How do webinars really work? How beneficial are they? Am I managing my speakers correctly?
If you’ve ever wondered about how to present from or run an event from a webinar studio you’re not alone. On a recent episode of webinars and wine, we asked our audience to submit all your burning questions about studio events.
Redback’s Head of Delivery Michael Harris joined our veteran presenters Sara Drury and Michael Bunker to cover off questions ranging from webinar technology essentials to studio event risk redundancies.
Here’s more of what our online events community was curious about and how our trio of experts was able to offer insight.
What’s the main difference between a studio and a remote webinar?
The main difference is quite simple – in a remote webinar, you are using your technology. Presenting from home or a remote location forces you to take on a more DIY approach to running an event. On the other hand, presenting from the studio is simply focusing on your content and presentation while professional operators and technicians host the webinar for you.
So what technology is used to present from a webinar studio?
This can be broken down into four main key areas.
There are either remote-controlled or manual high-definition operated cameras that are of a much higher quality
Whether the light panels are mounted on the roof or fixed on stands, the studio will use a form of enhanced artificial lighting for events.
Lapel, handhelds, boom mics, and the mixers associated with the type of microphones are all offered depending on the style and format of the webinar.
Whether it is hardware or software encoding – it needs to be transmitted online and the encoders receive that feed within the studios. It is then pushed through to the online platform of your choosing.

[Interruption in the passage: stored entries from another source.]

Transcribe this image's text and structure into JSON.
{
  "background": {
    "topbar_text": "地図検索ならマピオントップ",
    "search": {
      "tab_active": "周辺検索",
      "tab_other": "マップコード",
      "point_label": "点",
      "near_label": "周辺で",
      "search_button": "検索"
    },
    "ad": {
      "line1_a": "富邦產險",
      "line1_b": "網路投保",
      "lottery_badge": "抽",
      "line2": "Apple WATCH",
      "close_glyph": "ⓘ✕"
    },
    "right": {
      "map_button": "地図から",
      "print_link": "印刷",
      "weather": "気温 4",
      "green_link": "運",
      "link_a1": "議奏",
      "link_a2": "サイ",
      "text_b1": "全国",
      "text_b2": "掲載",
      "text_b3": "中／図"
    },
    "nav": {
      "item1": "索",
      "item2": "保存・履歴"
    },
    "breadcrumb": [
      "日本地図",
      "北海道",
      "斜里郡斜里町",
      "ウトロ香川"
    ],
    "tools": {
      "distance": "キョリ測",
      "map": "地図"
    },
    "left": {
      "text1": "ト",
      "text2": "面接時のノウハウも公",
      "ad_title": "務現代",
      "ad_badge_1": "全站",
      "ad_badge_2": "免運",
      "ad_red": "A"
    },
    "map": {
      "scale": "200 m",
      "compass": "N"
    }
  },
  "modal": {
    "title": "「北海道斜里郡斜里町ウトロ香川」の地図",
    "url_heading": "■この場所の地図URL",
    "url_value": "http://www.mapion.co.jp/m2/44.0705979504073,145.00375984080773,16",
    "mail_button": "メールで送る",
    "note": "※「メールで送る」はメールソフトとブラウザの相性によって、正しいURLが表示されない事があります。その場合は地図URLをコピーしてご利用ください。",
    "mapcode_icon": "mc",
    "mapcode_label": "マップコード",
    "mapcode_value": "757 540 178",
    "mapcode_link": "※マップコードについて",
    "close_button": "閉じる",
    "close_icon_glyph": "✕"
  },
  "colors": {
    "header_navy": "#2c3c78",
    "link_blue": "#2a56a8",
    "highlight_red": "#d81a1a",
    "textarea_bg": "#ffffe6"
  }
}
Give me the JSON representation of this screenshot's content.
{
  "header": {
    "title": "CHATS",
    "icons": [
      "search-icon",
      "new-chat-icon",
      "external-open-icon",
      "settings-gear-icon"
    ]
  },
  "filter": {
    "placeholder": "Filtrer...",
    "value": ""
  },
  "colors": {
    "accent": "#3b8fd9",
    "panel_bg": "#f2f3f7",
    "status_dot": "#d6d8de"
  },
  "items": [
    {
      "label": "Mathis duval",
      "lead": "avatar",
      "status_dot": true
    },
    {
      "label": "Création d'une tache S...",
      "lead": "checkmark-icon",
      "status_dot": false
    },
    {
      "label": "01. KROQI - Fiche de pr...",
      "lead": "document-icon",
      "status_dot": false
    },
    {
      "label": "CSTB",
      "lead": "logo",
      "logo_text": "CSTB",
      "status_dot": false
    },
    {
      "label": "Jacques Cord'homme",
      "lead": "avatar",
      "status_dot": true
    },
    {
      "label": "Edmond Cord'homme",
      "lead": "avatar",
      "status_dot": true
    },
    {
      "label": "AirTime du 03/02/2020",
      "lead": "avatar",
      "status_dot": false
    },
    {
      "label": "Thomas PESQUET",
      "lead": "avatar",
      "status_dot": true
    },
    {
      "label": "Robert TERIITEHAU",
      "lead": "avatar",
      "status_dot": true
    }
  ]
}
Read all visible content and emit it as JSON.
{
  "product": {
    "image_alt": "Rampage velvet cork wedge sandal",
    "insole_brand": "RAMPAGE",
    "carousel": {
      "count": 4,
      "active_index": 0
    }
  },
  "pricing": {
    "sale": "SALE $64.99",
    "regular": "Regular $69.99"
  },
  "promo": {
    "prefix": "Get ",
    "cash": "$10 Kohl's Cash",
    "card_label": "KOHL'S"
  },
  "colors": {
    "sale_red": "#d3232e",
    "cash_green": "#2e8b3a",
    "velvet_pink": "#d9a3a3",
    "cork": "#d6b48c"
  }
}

With standard headsets, budget microphones, and laptop built-in webcams – the more common video conference style of events are hosted from home offices or remote spaces with access to the internet. What you experience in a studio will ultimately result in higher production value for top-tier applications such as product launches or virtual AGMs.

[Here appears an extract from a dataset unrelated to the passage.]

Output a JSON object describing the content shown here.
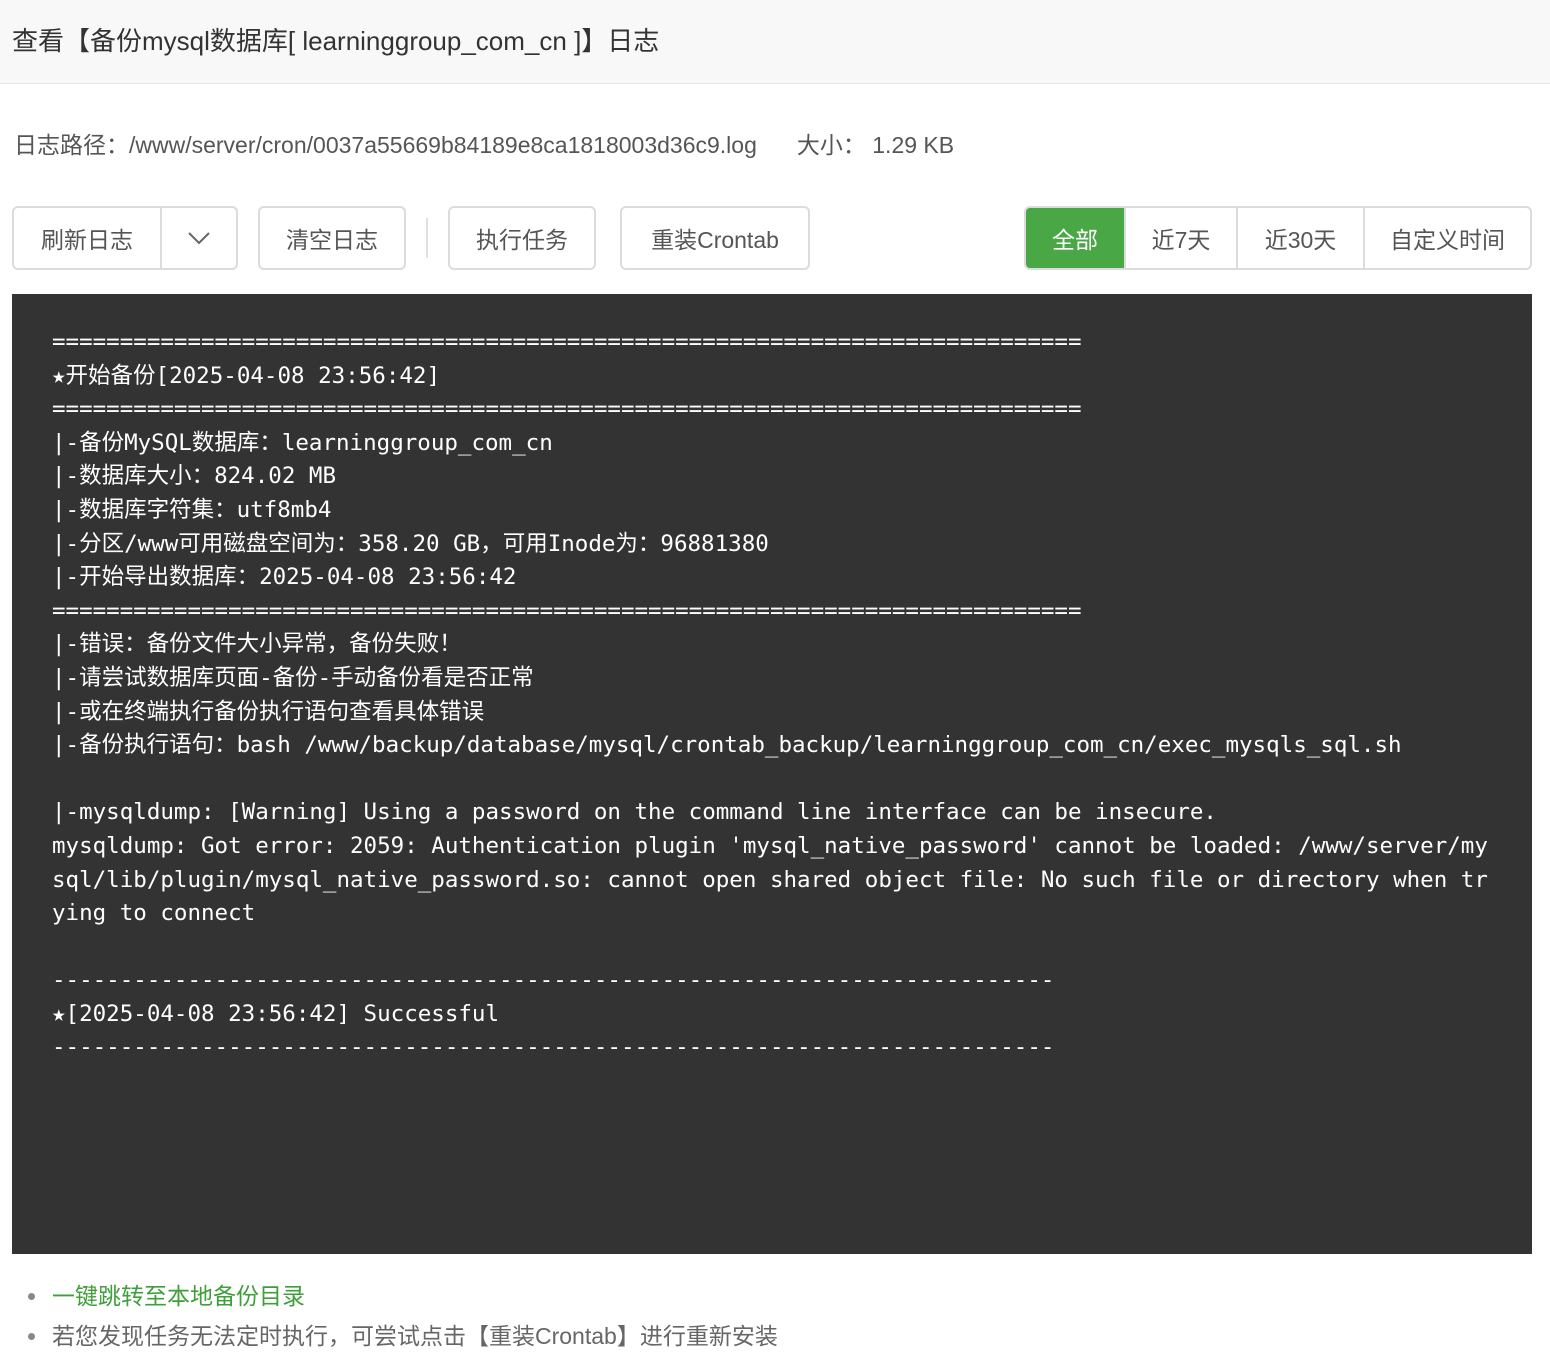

How do presenters present from a studio and what are the certain skills needed compared to remote presenting?
It’s not the norm for a lot of professional speakers to go from presenting in corporate events with large crowds to suddenly presenting in front of a camera in a studio room.
So, for presenters that find themselves making the shift, you must remember to refrain from looking at the camera as just a piece of equipment – but treat it like the actual audience. Try to adapt the duality of engaging with the other presenters or moderator (if you have one) while still connecting with the virtual audience through lively body language and pivoting eye contact.
Teleprompters, internal slides, auto-cues, and the general practice of speaking through a camera lens can aid presenters in the studio and provide extra support.
How can the professional studio team ensure presenters are prepared and well versed before presenting?
The consensus among presenters is that it’s not the content, rather the technology and the unfamiliarity of being in a studio environment that intimidates them the most.
To overcome this problem, it is a widespread practice to welcome presenters an hour or so earlier to their event, to familiarise them with the setting. Everything from becoming accustomed to the light shining into their eyes, ensuring hair or fabric isn’t hindering the audio through their mics or doing a run-through of their presentation using a clicker.
Additionally, presenters can use this extra time to warm up to their event producers and friendly tech crews. The crew will not only inform them about the technology in use but answer any questions to minimize the risks during the event.
Because your presenters are not in front of a computer in a studio environment, how do they facilitate a Q&A?
Q&A sessions from a studio end up creating a separate portal for moderators to pre-approve all questions. This function allows you to filter through the questions coming in during a live Q&A to choose the questions most suitable for your presentation.
In a remote event, however, there is the hurdle of not getting distracted as you present when multiple questions start popping up and you find yourself sifting through multiple disordered questions, and choosing which ones to answer – not the most seamless approach. In a studio webinar, you can control the conversation to go in the direction you want it to, not throwing in random questions which could potentially derail the theme and content of the Q&A.
What kind of engagement tools work best for encouraging audience participation in studio events and are they much different from a remote webinar?
The difference is not so significant, the various engagement tools are at times versatile and applicable in both settings. You can certainly utilise features better in a studio to help shape the conversation.
Polling can be used during in-studio events such as panel discussions as it entails asking thought-provoking questions to the audience. The responses collated from polls then shape the direction the conversation will take. So beyond simply engaging the viewers, the audiences can harness the power tool of shaping the content through this feature.
Ask a question is another primary tool and feature we recommend for webinars in any setting. The opportunity to get involved in the webinar gives audiences a greater incentive to consume the content or even challenge it.
Instead of questions being just text-based, pre-submitting video questions are great for studio events, as technicians can queue them and this makes for a richer viewing experience.
A range of these features combined with correct use can make events memorable. The functionality of engagement tools doesn’t change from platform to platform, it’s just ‘how’ you use them in your event.
What if something does go wrong presenting from a studio?
Presenting remotely is just you and your technology, but when you are in a studio, having a team present makes an impact on how efficiently and effectively you can alleviate unforeseen incidents that occur.
Whether you are presenting from home or the studio your event relies heavily on technology, in a studio you have the safety net of backups being always in place with internet, lights, mics, or cameras, giving you extra peace of mind.